Sexuality is quickly becoming a common topic of conversation in university classrooms and is emerging as a new area of study at many institutions, including Portland State.
Duke University, Cornell University and New York University are among many schools across the country that have established sexualities studies, or gay, lesbian, bisexual, transgendered (GLBT) studies programs.
At PSU, sexualities studies classes include the university studies department’s “Sexualities” sophomore inquiry and junior cluster, as well as courses with such titles as “History of Sexualities,” “Gender and Sexualities,” “Sex and the Family” and “Sex, Sexuality and Erotic Subjectivity.”
Student response has been very positive. The sexualities sophomore inquiry is in high demand. It was so popular during the 2001-2002 academic year, the university studies department had to increase the number of the times the class was offered.
“We offered it twice this year, and we’re considering offering more sections,” said Dr. Candyce Reynolds, director of Mentor Studies. “There certainly looks like there’s a great demand.”
Many of the courses in the cluster are offered by the women’s studies department, though the sociology, anthropology and English departments offer classes that study various aspects of sexuality, as well.
Ann Mussey, the cluster coordinator, explained the sexualities courses were designed in response to student demand.
“The topic is current, the questions are there, people are familiar with gender-play, and they see that traditional gender roles are exploding,” she said.
Faculty members decided to use the title “sexualities” for the cluster as opposed to GLBT in order to encompass a broader range of perspectives.
“It was clear that there needed to be queer studies, but in order to make it broad enough it was decided to use the term sexualities instead,” she said.
“It has more appeal and allows students to focus on queer studies if that’s where their interests lie.”
Students in the sexualities sophomore inquiry classes examine human sexuality from multiple perspectives and incorporate body, desire, identity and reproduction into their personal understandings of sexuality. By focusing on the way sexuality and politics are interconnected, students are able to better understand the roles of sex and gender in everyday life, Mussey said.

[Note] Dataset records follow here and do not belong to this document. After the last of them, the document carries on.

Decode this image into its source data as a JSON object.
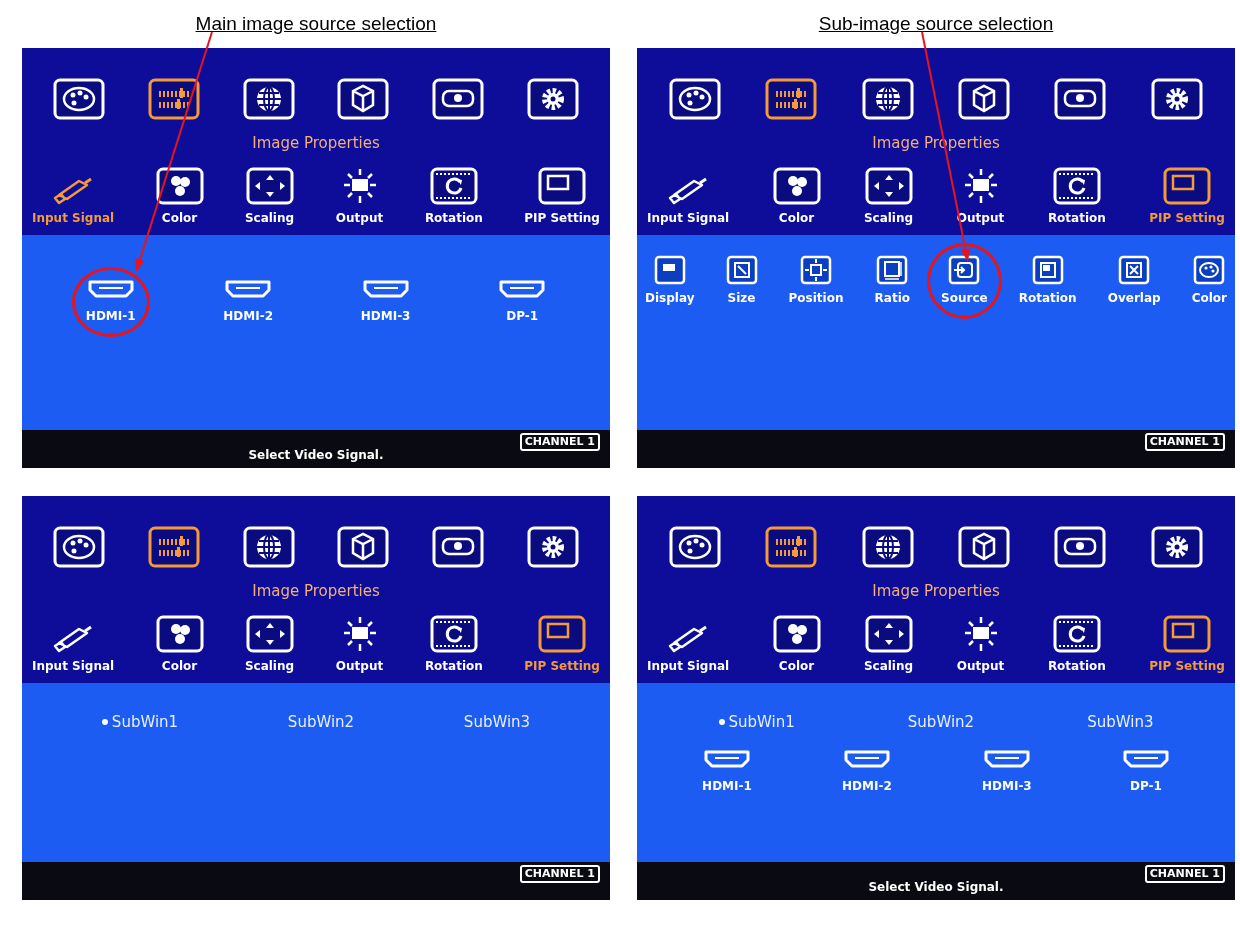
{
  "panels": [
    {
      "caption": "Main image source selection",
      "categories": [
        {
          "kind": "palette",
          "selected": false
        },
        {
          "kind": "sliders",
          "selected": true
        },
        {
          "kind": "globe",
          "selected": false
        },
        {
          "kind": "cube",
          "selected": false
        },
        {
          "kind": "projector",
          "selected": false
        },
        {
          "kind": "gear",
          "selected": false
        }
      ],
      "title": "Image Properties",
      "menu": [
        {
          "kind": "plug",
          "label": "Input Signal",
          "selected": true
        },
        {
          "kind": "rgb",
          "label": "Color",
          "selected": false
        },
        {
          "kind": "arrows",
          "label": "Scaling",
          "selected": false
        },
        {
          "kind": "monitor",
          "label": "Output",
          "selected": false
        },
        {
          "kind": "rotate",
          "label": "Rotation",
          "selected": false
        },
        {
          "kind": "pip",
          "label": "PIP Setting",
          "selected": false
        }
      ],
      "sections": [
        {
          "kind": "sources",
          "items": [
            {
              "label": "HDMI-1",
              "highlighted": true
            },
            {
              "label": "HDMI-2",
              "highlighted": false
            },
            {
              "label": "HDMI-3",
              "highlighted": false
            },
            {
              "label": "DP-1",
              "highlighted": false
            }
          ]
        }
      ],
      "status_text": "Select Video Signal.",
      "channel": "CHANNEL 1"
    },
    {
      "caption": "Sub-image source selection",
      "categories": [
        {
          "kind": "palette",
          "selected": false
        },
        {
          "kind": "sliders",
          "selected": true
        },
        {
          "kind": "globe",
          "selected": false
        },
        {
          "kind": "cube",
          "selected": false
        },
        {
          "kind": "projector",
          "selected": false
        },
        {
          "kind": "gear",
          "selected": false
        }
      ],
      "title": "Image Properties",
      "menu": [
        {
          "kind": "plug",
          "label": "Input Signal",
          "selected": false
        },
        {
          "kind": "rgb",
          "label": "Color",
          "selected": false
        },
        {
          "kind": "arrows",
          "label": "Scaling",
          "selected": false
        },
        {
          "kind": "monitor",
          "label": "Output",
          "selected": false
        },
        {
          "kind": "rotate",
          "label": "Rotation",
          "selected": false
        },
        {
          "kind": "pip",
          "label": "PIP Setting",
          "selected": true
        }
      ],
      "sections": [
        {
          "kind": "pip_options",
          "items": [
            {
              "kind": "display",
              "label": "Display",
              "highlighted": false
            },
            {
              "kind": "size",
              "label": "Size",
              "highlighted": false
            },
            {
              "kind": "position",
              "label": "Position",
              "highlighted": false
            },
            {
              "kind": "ratio",
              "label": "Ratio",
              "highlighted": false
            },
            {
              "kind": "source",
              "label": "Source",
              "highlighted": true
            },
            {
              "kind": "rotation",
              "label": "Rotation",
              "highlighted": false
            },
            {
              "kind": "overlap",
              "label": "Overlap",
              "highlighted": false
            },
            {
              "kind": "color",
              "label": "Color",
              "highlighted": false
            }
          ]
        }
      ],
      "channel": "CHANNEL 1"
    },
    {
      "categories": [
        {
          "kind": "palette",
          "selected": false
        },
        {
          "kind": "sliders",
          "selected": true
        },
        {
          "kind": "globe",
          "selected": false
        },
        {
          "kind": "cube",
          "selected": false
        },
        {
          "kind": "projector",
          "selected": false
        },
        {
          "kind": "gear",
          "selected": false
        }
      ],
      "title": "Image Properties",
      "menu": [
        {
          "kind": "plug",
          "label": "Input Signal",
          "selected": false
        },
        {
          "kind": "rgb",
          "label": "Color",
          "selected": false
        },
        {
          "kind": "arrows",
          "label": "Scaling",
          "selected": false
        },
        {
          "kind": "monitor",
          "label": "Output",
          "selected": false
        },
        {
          "kind": "rotate",
          "label": "Rotation",
          "selected": false
        },
        {
          "kind": "pip",
          "label": "PIP Setting",
          "selected": true
        }
      ],
      "sections": [
        {
          "kind": "subwindows",
          "items": [
            {
              "label": "SubWin1",
              "selected": true
            },
            {
              "label": "SubWin2",
              "selected": false
            },
            {
              "label": "SubWin3",
              "selected": false
            }
          ]
        }
      ],
      "channel": "CHANNEL 1"
    },
    {
      "categories": [
        {
          "kind": "palette",
          "selected": false
        },
        {
          "kind": "sliders",
          "selected": true
        },
        {
          "kind": "globe",
          "selected": false
        },
        {
          "kind": "cube",
          "selected": false
        },
        {
          "kind": "projector",
          "selected": false
        },
        {
          "kind": "gear",
          "selected": false
        }
      ],
      "title": "Image Properties",
      "menu": [
        {
          "kind": "plug",
          "label": "Input Signal",
          "selected": false
        },
        {
          "kind": "rgb",
          "label": "Color",
          "selected": false
        },
        {
          "kind": "arrows",
          "label": "Scaling",
          "selected": false
        },
        {
          "kind": "monitor",
          "label": "Output",
          "selected": false
        },
        {
          "kind": "rotate",
          "label": "Rotation",
          "selected": false
        },
        {
          "kind": "pip",
          "label": "PIP Setting",
          "selected": true
        }
      ],
      "sections": [
        {
          "kind": "subwindows",
          "items": [
            {
              "label": "SubWin1",
              "selected": true
            },
            {
              "label": "SubWin2",
              "selected": false
            },
            {
              "label": "SubWin3",
              "selected": false
            }
          ]
        },
        {
          "kind": "sources",
          "items": [
            {
              "label": "HDMI-1",
              "highlighted": false
            },
            {
              "label": "HDMI-2",
              "highlighted": false
            },
            {
              "label": "HDMI-3",
              "highlighted": false
            },
            {
              "label": "DP-1",
              "highlighted": false
            }
          ]
        }
      ],
      "status_text": "Select Video Signal.",
      "channel": "CHANNEL 1"
    }
  ]
}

“The first thing we do is try to define sex, but there is no one definition,” she said. “There are many, from the dictionary definition to the various ideas of what constitutes a sexual act.”
The cluster courses range from “Sex and the Family” to “Gay and Lesbian Fiction,” providing students with a variety of different options, as well as the opportunity to focus on a particular field of interest.
Heather Hartley, who teaches the sociology course “Gender and Sexualities,” explained that not only is it important for sexuality to be discussed in the classroom, but the subject matter allows students to easily relate information they learn in class to their everyday lives.
“We all have a stake in this because we all have gender and sexuality and are familiar with hierarchies and patriarchies,” she said. “Students can think about how they have been impacted by this very personal aspect of society, then choose what makes sense for them.”
Classes that deal with sexuality in an academic environment provide students with the opportunity to ask questions, said Michele Gamburd, an anthropology professor who teaches both “Sex, Sexuality and Erotic Subjectivity” and “Gender and Cross-Cultural Perspectives.”
“Students are asking that their education teach them something about the real world,” she said. “It’s taboo, but through open discussion, we can clarify concepts and move toward better understanding of important issues.”
Sexualities studies also allow students to escape the “MTV mentality” and develop the skills to think critically about sexuality, Mussey explained.
“It gives people the sense of more possibilities in their personal life and allows students to think about creating change,” she said. “They can think about what kind of roles they would like to live in, and how sexuality can be integrated into their lives.”
Though PSU doesn’t have a certificate program for sexualities studies, Mussey acknowledged that it is a hope for the future.
“It’s hard to say how soon because of the constriction of funds for higher education in the state right now,” she said. “However, we have wonderful resources in both students and faculty. It’s certainly a possibility.”
Currently, faculty members are hopeful the increasing availability of classes will raise awareness of gender roles and common stereotypes, Gamburd said.
“Just getting people to look critically at these categories that they take for granted every day, that’s what we’re doing,” she said. “The first way to change things is by bringing them out into people’s consciousness.”